J Nucl Med. 2006 Feb;47(2):345-53.
18F-FCWAY (18F-trans-4-fluoro-N-(2-[4-(2-methoxyphenyl) piperazin-1-yl)ethyl]-N-(2-pyridyl)cyclohexanecarboxamide) is useful in clinical research with PET for measuring serotonin 1A (5-HT1A) receptor densities in brain regions of human subjects but has significant bone uptake of radioactivity due to defluorination. The uptake of radioactivity in skull compromises the accuracy of measurements of 5-HT1A receptor densities in adjacent areas of brain because of spillover of radioactivity through the partial-volume effect. Our aim was to demonstrate with a rat model that defluorination of 18F-FCWAY may be inhibited in vivo to improve its applicability to measuring brain regional 5-HT1A receptor densities.
PET of rat head after administration of 18F-FCWAY was used to confirm that the distribution of radioactivity measured in brain is dominated by binding to 5-HT1A receptors and to reveal the extent of defluorination of 18F-FCWAY in vivo as represented by radioactivity (18F-fluoride ion) uptake in skull. Cimetidine, diclofenac, and miconazole, known inhibitors of CYP450 2EI, were tested for the ability to inhibit defluorination of 18F-FCWAY in rat liver microsomes in vitro. The effects of miconazole treatment of rats on skull radioactivity uptake and, in turn, its spillover on brain 5-HT1A receptor imaging were assessed by PET with venous blood analysis.

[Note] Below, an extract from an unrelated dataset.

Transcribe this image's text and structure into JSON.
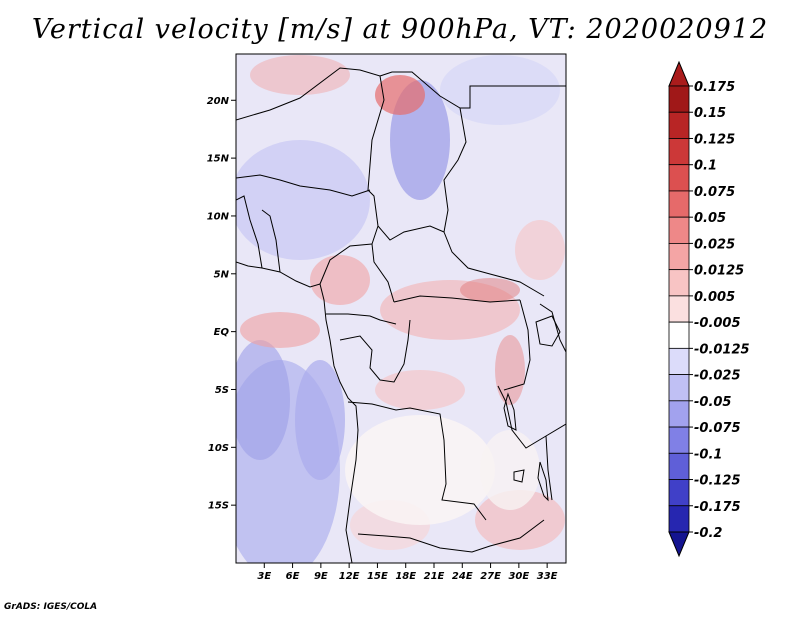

PET confirmed the potential of 18F-FCWAY to act as a radioligand for 5-HT1A receptors in rat brain and also revealed extensive defluorination. In rat liver microsomes in vitro, defluorination of 18F-FCWAY was almost completely inhibited by miconazole and, to a less extent, by diclofenac. In PET experiments, treatment of rats with miconazole nitrate (60 mg/kg intravenously) over the 45-min period before administration of 18F-FCWAY almost obliterated defluorination and bone uptake of radioactivity. Also, brain radioactivity almost doubled while the ratio of radioactivity in receptor-rich ventral hippocampus to that in receptor-poor cerebellum almost tripled to 14. The plasma half-life of radioligand was also extended by miconazole treatment.

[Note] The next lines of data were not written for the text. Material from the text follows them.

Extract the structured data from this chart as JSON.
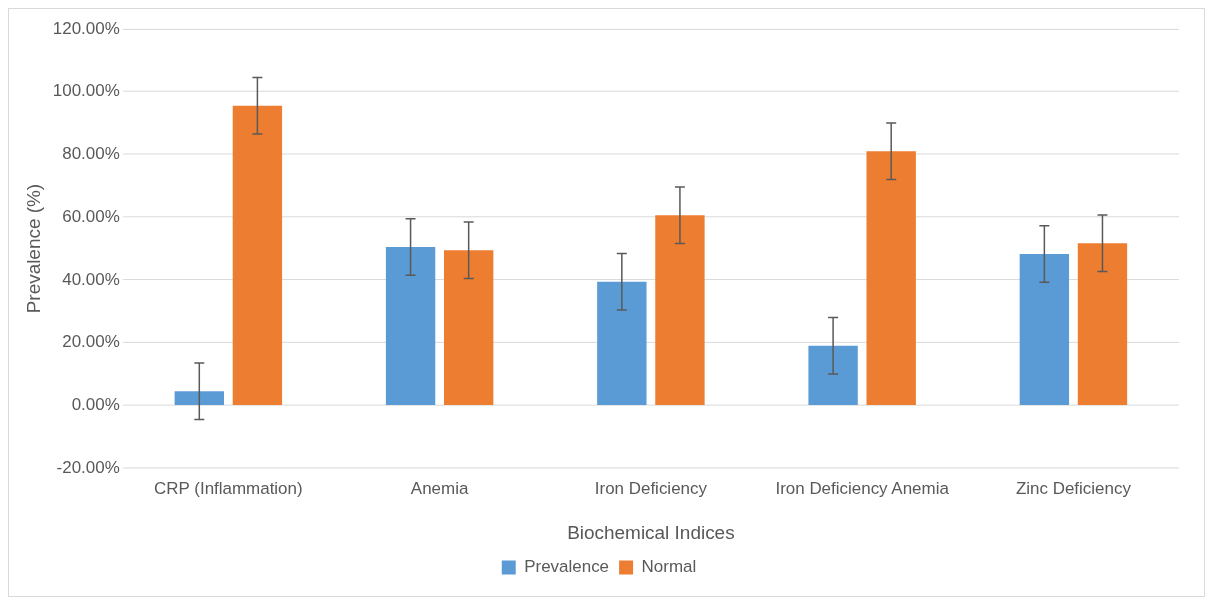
{
  "chart_data": {
    "type": "bar",
    "xlabel": "Biochemical Indices",
    "ylabel": "Prevalence (%)",
    "categories": [
      "CRP (Inflammation)",
      "Anemia",
      "Iron Deficiency",
      "Iron Deficiency Anemia",
      "Zinc Deficiency"
    ],
    "series": [
      {
        "name": "Prevalence",
        "color": "#5b9bd5",
        "values": [
          4.5,
          50.5,
          39.4,
          19.0,
          48.3
        ],
        "errors": [
          9,
          9,
          9,
          9,
          9
        ]
      },
      {
        "name": "Normal",
        "color": "#ed7d31",
        "values": [
          95.5,
          49.5,
          60.6,
          81.0,
          51.7
        ],
        "errors": [
          9,
          9,
          9,
          9,
          9
        ]
      }
    ],
    "ylim": [
      -20,
      120
    ],
    "yticks": [
      {
        "value": -20,
        "label": "-20.00%"
      },
      {
        "value": 0,
        "label": "0.00%"
      },
      {
        "value": 20,
        "label": "20.00%"
      },
      {
        "value": 40,
        "label": "40.00%"
      },
      {
        "value": 60,
        "label": "60.00%"
      },
      {
        "value": 80,
        "label": "80.00%"
      },
      {
        "value": 100,
        "label": "100.00%"
      },
      {
        "value": 120,
        "label": "120.00%"
      }
    ],
    "grid": "y",
    "legend": "bottom"
  }
}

Miconazole treatment, by eliminating defluorination of 18F-FCWAY, results in effective imaging of brain 5-HT1A receptors in rat. 18F-FCWAY PET in miconazole-treated rats can serve as an effective platform for investigating 5-HT1A receptors in rodent models of neuropsychiatric conditions or drug action.
18F-FCWAY(18F-反式-4-氟-N-(2-[4-(2-甲氧基苯基)哌嗪-1-基]乙基)-N-(2-吡啶基)环己烷甲酰胺)在正电子发射断层扫描(PET)临床研究中可用于测量人类受试者脑区的5-羟色胺1A(5-HT1A)受体密度,但由于脱氟作用,其在骨骼中有显著的放射性摄取。颅骨中的放射性摄取会因放射性通过部分容积效应的溢出而影响相邻脑区5-HT1A受体密度测量的准确性。我们的目的是通过大鼠模型证明,18F-FCWAY的脱氟作用在体内可能受到抑制,从而提高其在测量脑区5-HT1A受体密度方面的适用性。

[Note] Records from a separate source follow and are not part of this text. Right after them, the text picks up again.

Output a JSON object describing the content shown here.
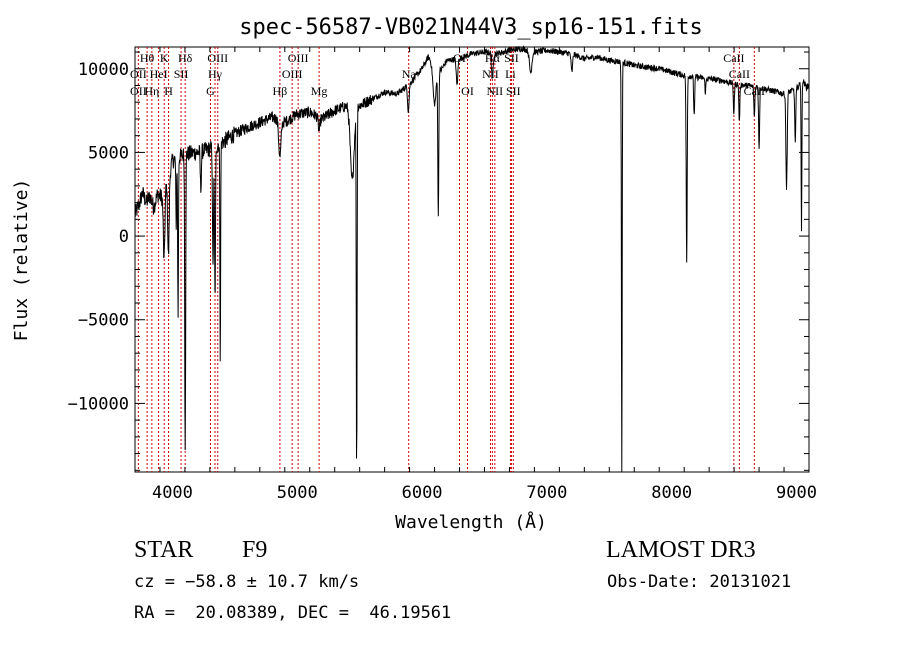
{
  "chart_data": {
    "type": "line",
    "title": "spec-56587-VB021N44V3_sp16-151.fits",
    "xlabel": "Wavelength (Å)",
    "ylabel": "Flux (relative)",
    "xlim": [
      3700,
      9100
    ],
    "ylim": [
      -14100,
      11300
    ],
    "xticks": [
      4000,
      5000,
      6000,
      7000,
      8000,
      9000
    ],
    "xtick_labels": [
      "4000",
      "5000",
      "6000",
      "7000",
      "8000",
      "9000"
    ],
    "yticks": [
      -10000,
      -5000,
      0,
      5000,
      10000
    ],
    "ytick_labels": [
      "−10000",
      "−5000",
      "0",
      "5000",
      "10000"
    ],
    "grid": false,
    "line_color": "#000000",
    "marker_color": "#cc0000",
    "continuum": [
      [
        3700,
        1300
      ],
      [
        3730,
        1800
      ],
      [
        3760,
        2600
      ],
      [
        3790,
        2000
      ],
      [
        3820,
        2400
      ],
      [
        3850,
        1700
      ],
      [
        3880,
        2500
      ],
      [
        3920,
        2300
      ],
      [
        3960,
        3300
      ],
      [
        4000,
        4500
      ],
      [
        4050,
        4700
      ],
      [
        4100,
        4900
      ],
      [
        4200,
        5000
      ],
      [
        4300,
        5200
      ],
      [
        4400,
        5600
      ],
      [
        4500,
        6100
      ],
      [
        4600,
        6500
      ],
      [
        4700,
        6800
      ],
      [
        4800,
        7100
      ],
      [
        4900,
        6800
      ],
      [
        5000,
        7300
      ],
      [
        5100,
        7400
      ],
      [
        5200,
        7000
      ],
      [
        5300,
        7500
      ],
      [
        5400,
        7800
      ],
      [
        5500,
        7800
      ],
      [
        5600,
        8200
      ],
      [
        5700,
        8600
      ],
      [
        5800,
        8500
      ],
      [
        5900,
        9100
      ],
      [
        6000,
        10000
      ],
      [
        6050,
        10700
      ],
      [
        6100,
        10200
      ],
      [
        6150,
        9900
      ],
      [
        6200,
        10500
      ],
      [
        6300,
        10600
      ],
      [
        6400,
        10900
      ],
      [
        6500,
        11000
      ],
      [
        6600,
        10900
      ],
      [
        6700,
        11100
      ],
      [
        6800,
        11200
      ],
      [
        6900,
        11000
      ],
      [
        7000,
        11100
      ],
      [
        7100,
        11000
      ],
      [
        7200,
        10900
      ],
      [
        7300,
        10600
      ],
      [
        7400,
        10700
      ],
      [
        7500,
        10500
      ],
      [
        7600,
        10400
      ],
      [
        7700,
        10200
      ],
      [
        7800,
        10100
      ],
      [
        7900,
        10000
      ],
      [
        8000,
        9800
      ],
      [
        8100,
        9600
      ],
      [
        8200,
        9500
      ],
      [
        8300,
        9400
      ],
      [
        8400,
        9300
      ],
      [
        8500,
        9100
      ],
      [
        8600,
        9000
      ],
      [
        8700,
        8900
      ],
      [
        8800,
        8700
      ],
      [
        8900,
        8500
      ],
      [
        9000,
        8800
      ],
      [
        9050,
        9300
      ],
      [
        9080,
        8900
      ],
      [
        9100,
        9000
      ]
    ],
    "absorption": [
      [
        3933,
        -1500,
        12
      ],
      [
        3968,
        -1200,
        12
      ],
      [
        4030,
        200,
        6
      ],
      [
        4045,
        -4700,
        6
      ],
      [
        4102,
        -12600,
        7
      ],
      [
        4227,
        2800,
        8
      ],
      [
        4325,
        -2000,
        8
      ],
      [
        4341,
        -3700,
        8
      ],
      [
        4383,
        -7200,
        6
      ],
      [
        4861,
        4700,
        18
      ],
      [
        5175,
        6300,
        14
      ],
      [
        5440,
        3300,
        30
      ],
      [
        5476,
        -13900,
        6
      ],
      [
        5890,
        7500,
        12
      ],
      [
        6100,
        7900,
        25
      ],
      [
        6130,
        1200,
        8
      ],
      [
        6280,
        9000,
        12
      ],
      [
        6563,
        9300,
        12
      ],
      [
        6870,
        9800,
        20
      ],
      [
        7600,
        -14100,
        6
      ],
      [
        7200,
        9800,
        12
      ],
      [
        8120,
        -1600,
        8
      ],
      [
        8180,
        7200,
        8
      ],
      [
        8270,
        8600,
        8
      ],
      [
        8498,
        7300,
        8
      ],
      [
        8542,
        6800,
        8
      ],
      [
        8662,
        7100,
        8
      ],
      [
        8700,
        5200,
        8
      ],
      [
        8920,
        2800,
        10
      ],
      [
        8990,
        5600,
        8
      ],
      [
        9040,
        200,
        6
      ]
    ],
    "lines": [
      {
        "label": "OII",
        "wave": 3727,
        "row": 2
      },
      {
        "label": "Hθ",
        "wave": 3797,
        "row": 0
      },
      {
        "label": "OII",
        "wave": 3727,
        "row": 1
      },
      {
        "label": "Hη",
        "wave": 3835,
        "row": 2
      },
      {
        "label": "HeI",
        "wave": 3889,
        "row": 1
      },
      {
        "label": "K",
        "wave": 3934,
        "row": 0
      },
      {
        "label": "H",
        "wave": 3969,
        "row": 2
      },
      {
        "label": "SII",
        "wave": 4069,
        "row": 1
      },
      {
        "label": "Hδ",
        "wave": 4102,
        "row": 0
      },
      {
        "label": "OIII",
        "wave": 4363,
        "row": 0
      },
      {
        "label": "Hγ",
        "wave": 4341,
        "row": 1
      },
      {
        "label": "G",
        "wave": 4305,
        "row": 2
      },
      {
        "label": "Hβ",
        "wave": 4861,
        "row": 2
      },
      {
        "label": "OIII",
        "wave": 4959,
        "row": 1
      },
      {
        "label": "OIII",
        "wave": 5007,
        "row": 0
      },
      {
        "label": "Mg",
        "wave": 5175,
        "row": 2
      },
      {
        "label": "Na",
        "wave": 5893,
        "row": 1
      },
      {
        "label": "OI",
        "wave": 6300,
        "row": 0
      },
      {
        "label": "OI",
        "wave": 6364,
        "row": 2
      },
      {
        "label": "Hα",
        "wave": 6563,
        "row": 0
      },
      {
        "label": "NII",
        "wave": 6548,
        "row": 1
      },
      {
        "label": "NII",
        "wave": 6583,
        "row": 2
      },
      {
        "label": "SII",
        "wave": 6716,
        "row": 0
      },
      {
        "label": "Li",
        "wave": 6708,
        "row": 1
      },
      {
        "label": "SII",
        "wave": 6731,
        "row": 2
      },
      {
        "label": "CaII",
        "wave": 8498,
        "row": 0
      },
      {
        "label": "CaII",
        "wave": 8542,
        "row": 1
      },
      {
        "label": "CaII",
        "wave": 8662,
        "row": 2
      }
    ]
  },
  "info": {
    "object_class": "STAR",
    "subclass": "F9",
    "survey": "LAMOST DR3",
    "redshift": "cz = −58.8 ± 10.7 km/s",
    "obs_date": "Obs-Date: 20131021",
    "coords": "RA =  20.08389, DEC =  46.19561"
  }
}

给予18F-FCWAY后对大鼠头部进行PET检查,以确认脑中测量到的放射性分布主要由与5-HT1A受体的结合所主导,并揭示18F-FCWAY在体内的脱氟程度,以颅骨中放射性(18F-氟离子)摄取来表示。西咪替丁、双氯芬酸和咪康唑是已知的细胞色素P450 2EI抑制剂,在体外对大鼠肝微粒体中18F-FCWAY脱氟作用的抑制能力进行了测试。通过PET和静脉血分析评估咪康唑对大鼠的治疗对颅骨放射性摄取的影响,以及进而对脑5-HT1A受体成像的溢出影响。
PET证实了18F-FCWAY作为大鼠脑内5-HT1A受体放射性配体的潜力,同时也揭示了广泛的脱氟现象。在体外大鼠肝微粒体中,咪康唑几乎完全抑制了18F-FCWAY的脱氟作用,双氯芬酸的抑制作用较小。在PET实验中,在给予18F-FCWAY前45分钟内静脉注射硝酸咪康唑(60毫克/千克)对大鼠进行治疗,几乎消除了脱氟作用和放射性在骨骼中的摄取。此外,脑放射性几乎增加了一倍,而富含受体的腹侧海马体中的放射性与受体较少的小脑的放射性之比几乎增加了两倍,达到14。咪康唑治疗还延长了放射性配体的血浆半衰期。
咪康唑治疗通过消除18F-FCWAY的脱氟作用,实现了大鼠脑5-HT1A受体的有效成像。在咪康唑治疗的大鼠中进行18F-FCWAY PET可作为研究神经精神疾病或药物作用的啮齿动物模型中5-HT1A受体的有效平台。